Its a time issue for me ... I have work plus a bunch of other home assistant stuff I'm working on...

Really we just need to take the output of my function there and put it into the right data structure for SQL stuff... if somebody pings me in a few weeks maybe I'll bang it out

jeeftor commented 8 months ago

I know this is a fork - but the codebase is ... well a MEGA file: https://github.com/leiweibau/Pi.Alert/blob/main/back/pialert.py

I'm worried if I was to make a PR I'd try to refactor the shit out of it and that would take even more of my time :)

leiweibau commented 8 months ago

I know this is a fork - but the codebase is ... well a MEGA file:

Yes, I know. It grew over time and then I got used to it. I only started using Python with this project, bit by bit. In the next few days, I'm going to look into the "Sourcery" extension to "optimize" the code a bit. At the moment I don't have the knowledge to split the code into several files and what needs to be considered.
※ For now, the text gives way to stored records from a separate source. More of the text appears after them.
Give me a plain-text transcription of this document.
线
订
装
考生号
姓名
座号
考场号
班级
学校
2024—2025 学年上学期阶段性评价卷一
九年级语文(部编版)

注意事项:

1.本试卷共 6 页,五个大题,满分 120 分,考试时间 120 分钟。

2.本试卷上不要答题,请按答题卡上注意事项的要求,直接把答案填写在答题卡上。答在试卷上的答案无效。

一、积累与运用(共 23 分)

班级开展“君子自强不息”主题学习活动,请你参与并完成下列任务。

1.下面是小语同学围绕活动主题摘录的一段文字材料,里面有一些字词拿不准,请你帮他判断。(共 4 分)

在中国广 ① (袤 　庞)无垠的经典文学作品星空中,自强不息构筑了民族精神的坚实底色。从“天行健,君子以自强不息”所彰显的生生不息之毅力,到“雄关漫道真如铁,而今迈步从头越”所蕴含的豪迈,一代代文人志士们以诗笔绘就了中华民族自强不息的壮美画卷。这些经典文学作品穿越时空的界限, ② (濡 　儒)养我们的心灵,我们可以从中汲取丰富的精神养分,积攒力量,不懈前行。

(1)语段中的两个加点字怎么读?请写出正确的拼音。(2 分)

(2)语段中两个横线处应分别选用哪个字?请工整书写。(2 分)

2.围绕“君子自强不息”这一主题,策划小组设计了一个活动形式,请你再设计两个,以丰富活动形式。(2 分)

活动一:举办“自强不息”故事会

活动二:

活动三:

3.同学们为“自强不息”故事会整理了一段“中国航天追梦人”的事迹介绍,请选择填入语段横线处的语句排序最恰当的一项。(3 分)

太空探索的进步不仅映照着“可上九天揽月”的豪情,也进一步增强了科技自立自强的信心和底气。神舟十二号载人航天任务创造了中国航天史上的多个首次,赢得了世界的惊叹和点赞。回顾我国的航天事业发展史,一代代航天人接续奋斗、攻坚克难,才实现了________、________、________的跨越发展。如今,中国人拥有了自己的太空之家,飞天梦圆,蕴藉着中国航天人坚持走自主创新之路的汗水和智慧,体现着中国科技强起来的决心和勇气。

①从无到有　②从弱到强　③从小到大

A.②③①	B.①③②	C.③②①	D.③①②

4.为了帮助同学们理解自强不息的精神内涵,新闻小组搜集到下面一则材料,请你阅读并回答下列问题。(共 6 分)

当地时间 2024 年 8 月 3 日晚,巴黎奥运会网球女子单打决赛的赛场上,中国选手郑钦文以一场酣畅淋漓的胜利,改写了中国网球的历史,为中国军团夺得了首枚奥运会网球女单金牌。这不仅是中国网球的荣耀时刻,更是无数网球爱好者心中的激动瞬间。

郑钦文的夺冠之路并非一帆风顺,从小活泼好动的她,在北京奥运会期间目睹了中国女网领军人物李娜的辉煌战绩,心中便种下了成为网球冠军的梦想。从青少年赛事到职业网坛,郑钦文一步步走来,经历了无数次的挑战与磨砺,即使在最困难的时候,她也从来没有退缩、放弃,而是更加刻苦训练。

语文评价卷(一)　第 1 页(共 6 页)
jokob-sk commented 8 months ago

For inspiration, this is how the code is split up in my fork: https://github.com/jokob-sk/Pi.Alert/tree/main/pialert - not sure how much of it can be re-used here.

jeeftor commented 8 months ago

Could probably drop the whole thing into ChatGPT and have it refactor for you

leiweibau commented 8 months ago

Could probably drop the whole thing into ChatGPT and have it refactor for you

Sourcery is also AI-based. I prefer to do this selectively for the time being so that nothing blows up. I've already managed to save 60 lines 👍

I tried to move a few functions to another script, but that doesn't really work yet.